Re: [PATCH 1/4] lockd: convert nlm_host.h_count from atomic_t to refcount_t

From: J. Bruce Fields
Date: Tue Jan 23 2018 - 17:09:56 EST


On Wed, Dec 27, 2017 at 12:10:15PM +0000, Reshetova, Elena wrote:
> > On Fri, Dec 22, 2017 at 09:25:53AM -0500, J. Bruce Fields wrote:
> > > On Fri, Dec 22, 2017 at 09:29:15AM +0000, Reshetova, Elena wrote:
> > > >
> > > > On Wed, Nov 29, 2017 at 01:15:43PM +0200, Elena Reshetova wrote:
> > > > > atomic_t variables are currently used to implement reference
> > > > > counters with the following properties:
> > > > > - counter is initialized to 1 using atomic_set()
> > > > > - a resource is freed upon counter reaching zero
> > > > > - once counter reaches zero, its further
> > > > > increments aren't allowed
> > > > > - counter schema uses basic atomic operations
> > > > > (set, inc, inc_not_zero, dec_and_test, etc.)
> > > >
> > > > >Whoops, I forgot that this doesn't apply to h_count.
> > > >
> > > > >Well, it's confusing, because h_count is actually used in two different
> > > > >ways: depending on whether a nlm_host represents a client or server, it
> > > > >may have the above properties or not.
> > > >
> > > >
> > > > So, what happens when it is not having the above properties? Is the object
> > > > being reused or?
> > >
> > > The object isn't destroyed when the counter hits zero--zero is just
> > > taken as a hint to some garbage collection algorithm that it would be OK
> > > to destroy it. So decrementing to or incrementing from zero is OK.
> >
> > In more detail: the nlm_host objects that are used on the NFS server to
> > represent NFS clients are put by nlmsvc_release_host, and then may
> > eventually be freed by nlm_gc_hosts.
> >
> > The nlm_host objects that are used on the NFS client to represent NFS
> > servers are put (and freed when h_count goes to zero) by
> > nlmclnt_release_host.
> >
> > In both cases reference are taken by nlm_get_host. It would be possible
> > to replace nlm_get_host by two different functions if that would help.
> > Most callers are obviously only client-side or server-side. The only
> > exception is next_host_state. It could be passed a pointer to the "get"
> > function it should use.
> >
> > After that we might actually just want to define separate client and
> > server structs like:
> >
> > struct nlm_clnt_host {
> > struct nlm_host ch_host;
> > refcount_t ch_count;
> > ...
> > }
> >
> > struct nlm_srv_host {
> > struct nlm_host sh_host;
> > refcount_t sh_count;
> > ...
> > }
> >
> > rather than have a single h_count which is used in two confusingly
> > different ways. There are also some other nlm_host fields that really
> > only make sense for client or server.
>
> This sounds reasonable for me, but obviously it is a bigger change and I might not
> have enough knowledge on NFS to make it correctly.
>
> In any case, even for the current server case, when freeing might not happen and object gets
> re-used later on, is it possible to simply re-initialize the object (and its reference counter) properly before reusing?

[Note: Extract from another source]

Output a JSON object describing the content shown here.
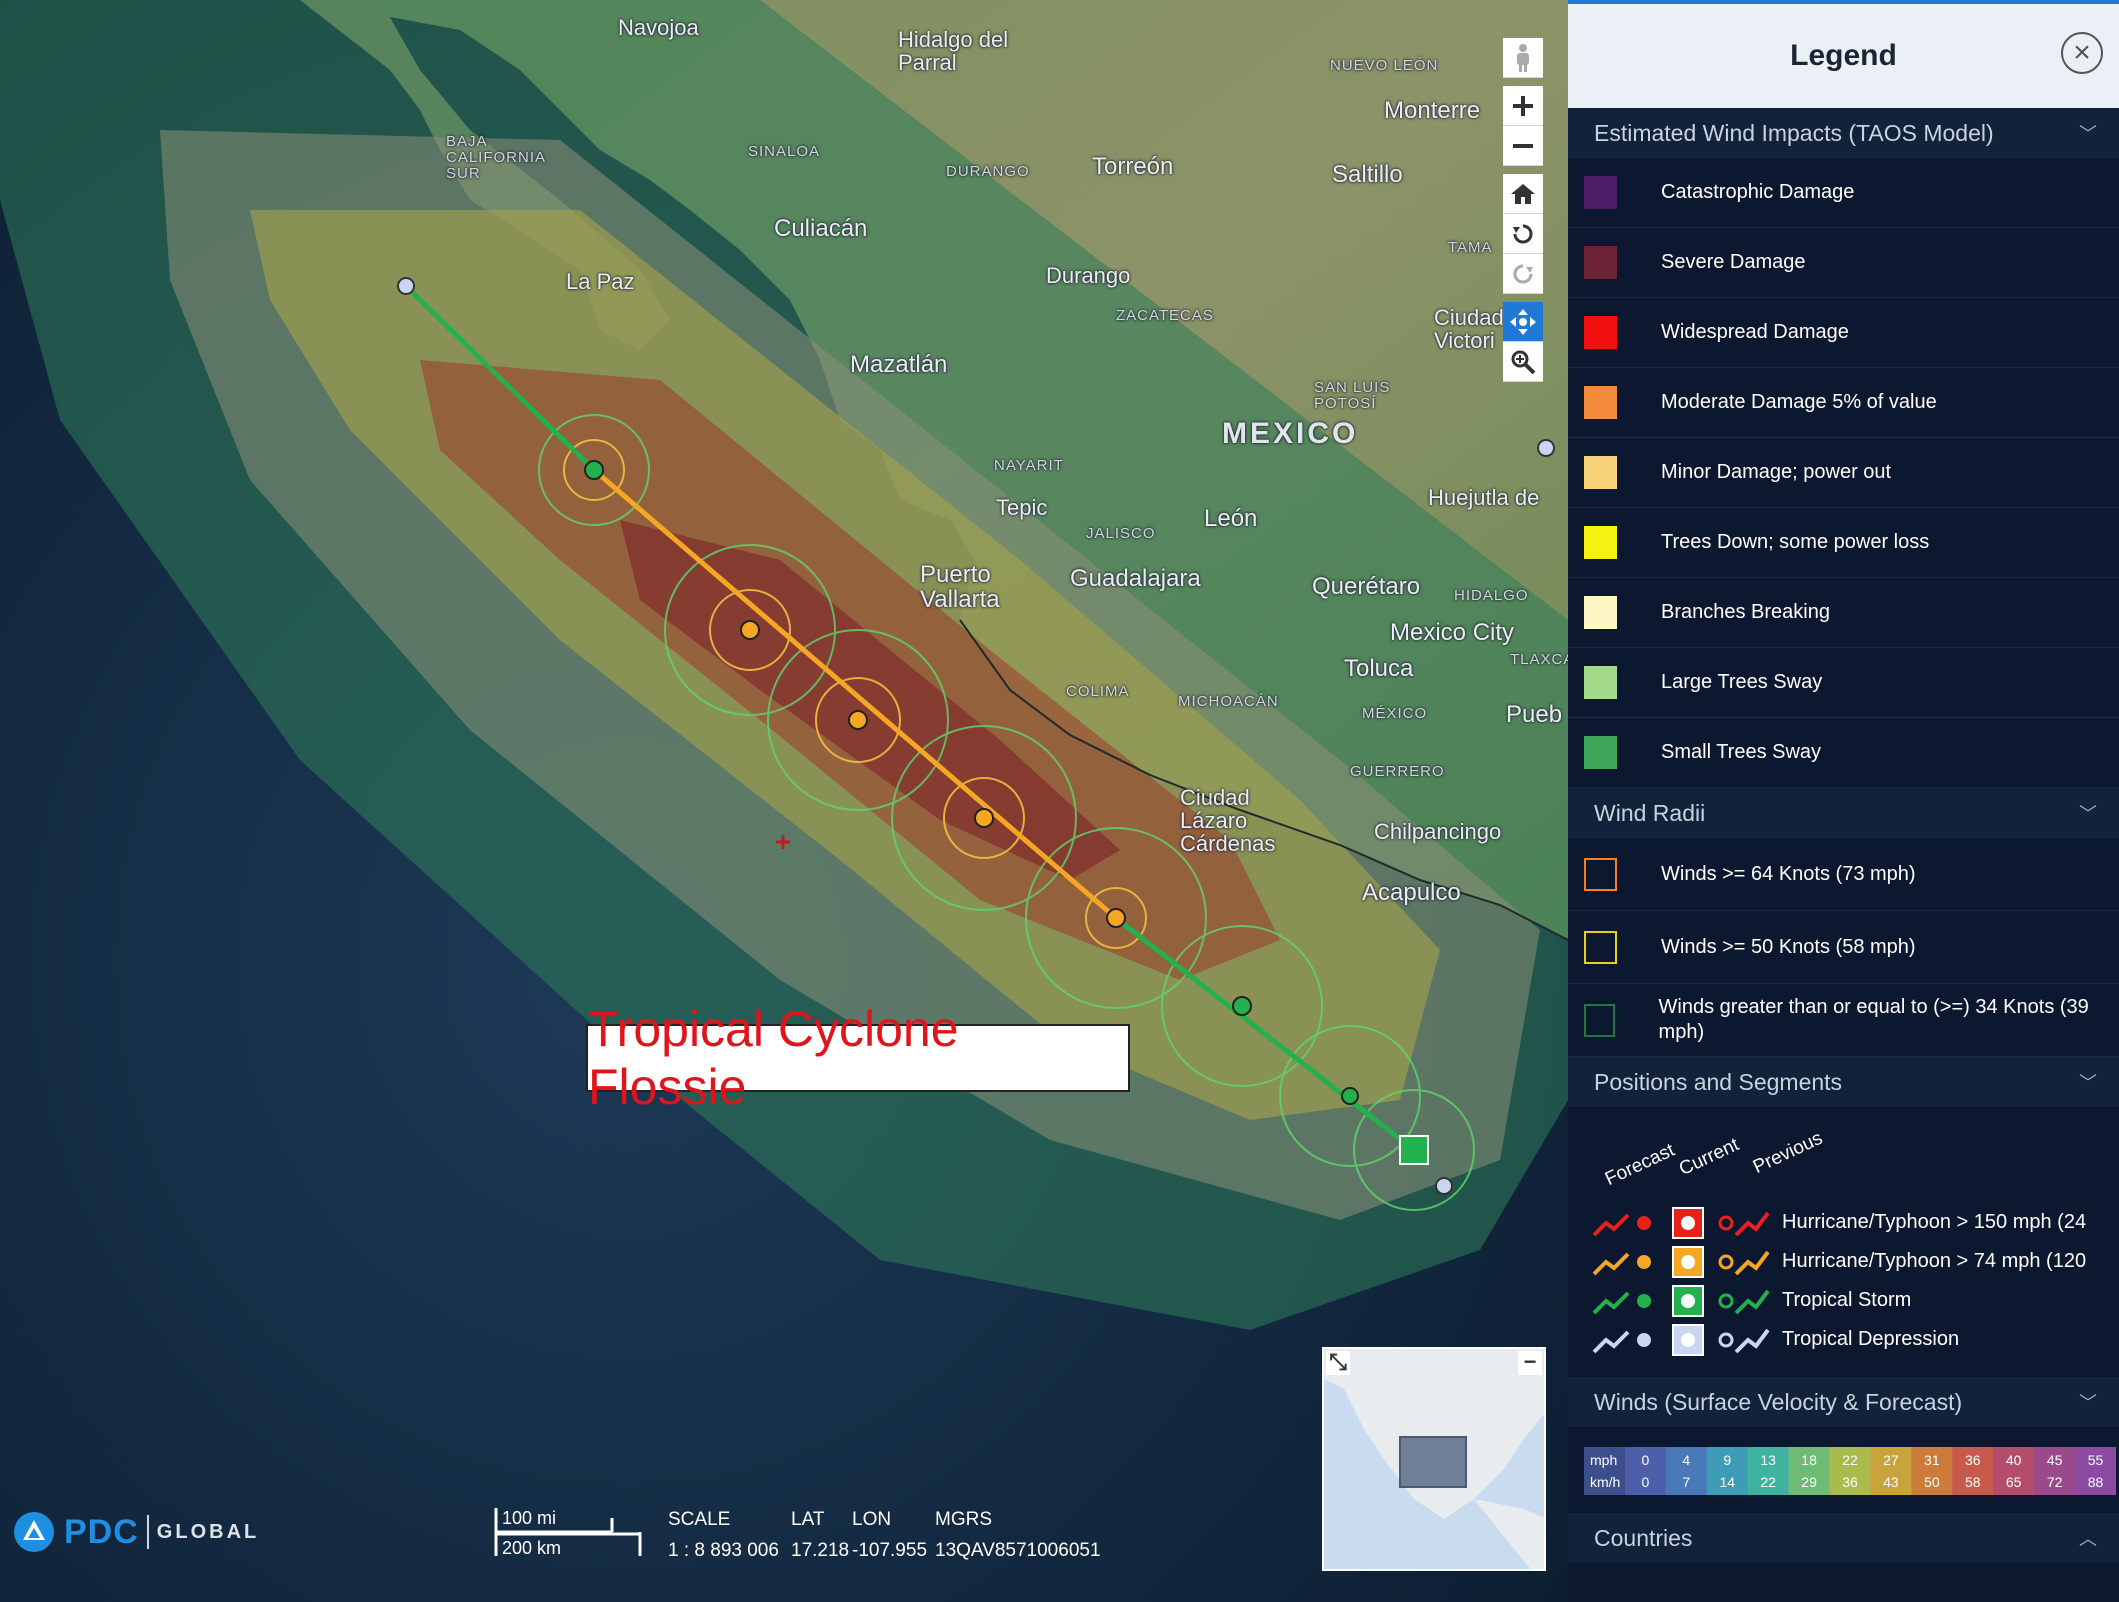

The object still has useful information in it so we can't just
reinitalize it completely. I guess we could make nlm_get_host do

if (refcount_read(&host->h_count))
refcount_inc(&host->h_count);
else
refcount_set(&host->h_count, 1);

Or we could just change the code so the refcount is always 1 higher in
the NFS server case, so "1" instead of "0" is used to mean "nobody's
using this, you can garbage collect this", and then it won't go to 0
until the garbage collector actually destroys it.

This isn't an unusual pattern, what have other subsystems been doing?

--b.

> I think this is the only thing that is needed from the correct refcounting POV in this case, so
> instead of using refcount_inc() on reused object, you would explicitly do refcount_set(counter, 1) when reuse happens.